Inside City Hall
Facing up to the reality of Baltimore’s vacants
On WYPR, Mark Reutter discusses the true scale of the problem and the bitter-pill strategy that could actually solve it
Above: Vacants on the 1300 block of West North Avenue. (Louis Krauss)
When eight vacant houses fell down amid windy weather last month, including one collapse that killed a man, Baltimore officials said they might have to tighten up the standards they use when judging whether an unoccupied rowhouse is dangerous.
But Baltimore houses have been going vacant – and blowing down – for decades, and city government’s phlegmatic response to the emergency demolitions is just part of its overall disconnect with the reality of the problem.
For one thing, the official count of 17,000 vacants vastly under-counts them, as Baltimore Brew reporter Mark Reutter explained in a conversation with WYPR’s Tom Hall aired yesterday on Maryland Morning.

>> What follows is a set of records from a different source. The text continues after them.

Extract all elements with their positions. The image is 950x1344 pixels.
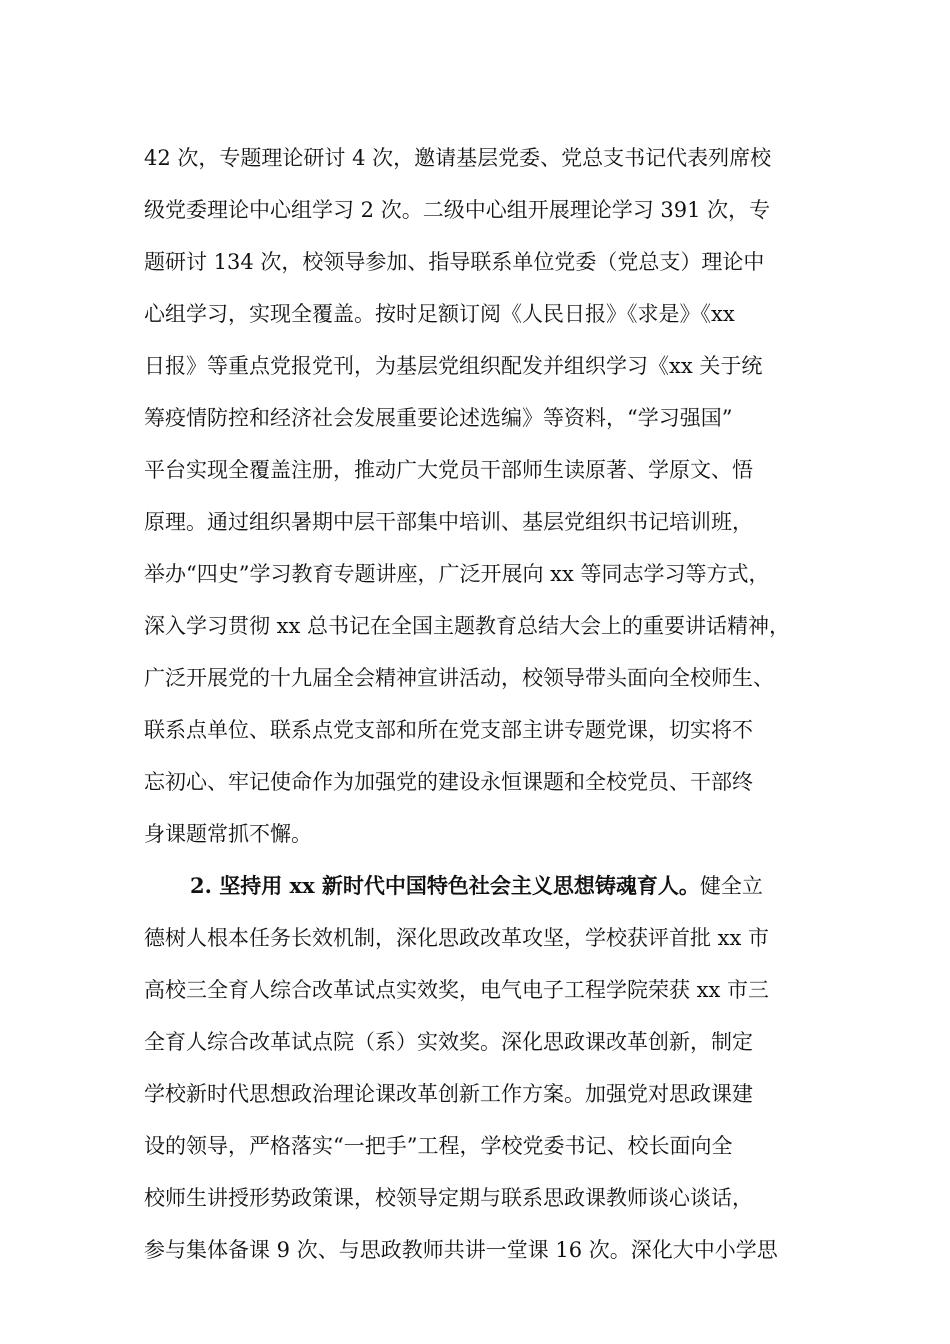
section-heading-line (144, 860, 814, 912)
paragraph-line: 日报》等重点党报党刊，为基层党组织配发并组织学习《xx 关于统 (144, 354, 763, 378)
paragraph-line: 忘初心、牢记使命作为加强党的建设永恒课题和全校党员、干部终 (144, 770, 753, 794)
paragraph-line: 参与集体备课 9 次、与思政教师共讲一堂课 16 次。深化大中小学思 (144, 1238, 778, 1262)
paragraph-line: 校师生讲授形势政策课，校领导定期与联系思政课教师谈心谈话， (144, 1186, 753, 1210)
paragraph-line: 学校新时代思想政治理论课改革创新工作方案。加强党对思政课建 (144, 1082, 753, 1106)
paragraph-line: 筹疫情防控和经济社会发展重要论述选编》等资料，“学习强国” (144, 406, 733, 430)
paragraph-line: 举办“四史”学习教育专题讲座，广泛开展向 xx 等同志学习等方式， (144, 562, 770, 586)
paragraph-line: 德树人根本任务长效机制，深化思政改革攻坚，学校获评首批 xx 市 (144, 926, 770, 950)
paragraph-line: 身课题常抓不懈。 (144, 822, 312, 846)
paragraph-line: 全育人综合改革试点院（系）实效奖。深化思政课改革创新，制定 (144, 1030, 753, 1054)
paragraph-line: 原理。通过组织暑期中层干部集中培训、基层党组织书记培训班， (144, 510, 753, 534)
paragraph-line: 联系点单位、联系点党支部和所在党支部主讲专题党课，切实将不 (144, 718, 753, 742)
paragraph-line: 深入学习贯彻 xx 总书记在全国主题教育总结大会上的重要讲话精神， (144, 614, 791, 638)
paragraph-line: 心组学习，实现全覆盖。按时足额订阅《人民日报》《求是》《xx (144, 302, 735, 326)
document-body (144, 132, 814, 1276)
paragraph-line: 高校三全育人综合改革试点实效奖，电气电子工程学院荣获 xx 市三 (144, 978, 770, 1002)
paragraph-line: 广泛开展党的十九届全会精神宣讲活动，校领导带头面向全校师生、 (144, 666, 774, 690)
paragraph-line: 平台实现全覆盖注册，推动广大党员干部师生读原著、学原文、悟 (144, 458, 753, 482)
paragraph-line: 42 次，专题理论研讨 4 次，邀请基层党委、党总支书记代表列席校 (144, 146, 772, 170)
section-heading-continuation: 健全立 (699, 874, 763, 898)
paragraph-line: 设的领导，严格落实“一把手”工程，学校党委书记、校长面向全 (144, 1134, 733, 1158)
section-heading: 2. 坚持用 xx 新时代中国特色社会主义思想铸魂育人。 (190, 873, 700, 898)
paragraph-line: 级党委理论中心组学习 2 次。二级中心组开展理论学习 391 次，专 (144, 198, 771, 222)
paragraph-line: 题研讨 134 次，校领导参加、指导联系单位党委（党总支）理论中 (144, 250, 765, 274)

Using the estimates by the U.S. Postal Service disclosed in the 2010 census (addresses where no mail was delivered for 90 days or more), Reutter estimates the number is closer to 50,000.
How did Baltimore get this way? Are the programs coming out of City Hall and Annapolis comprehensive enough – and well funded enough – to tackle the problem? Why have past efforts to rehab and rebuild Baltimore’s vast zones of dilapidation and depopulation failed?
Reutter puts the vacants problem in historical context and discusses solutions, including “a real commitment to involve local communities.”
“If Baltimore is ‘a city of neighborhoods,’ as everyone says, then the neighborhoods have to be involved,” he said.
“We lost the city block-by-block, and we can only reclaim the city by working block-by-block.”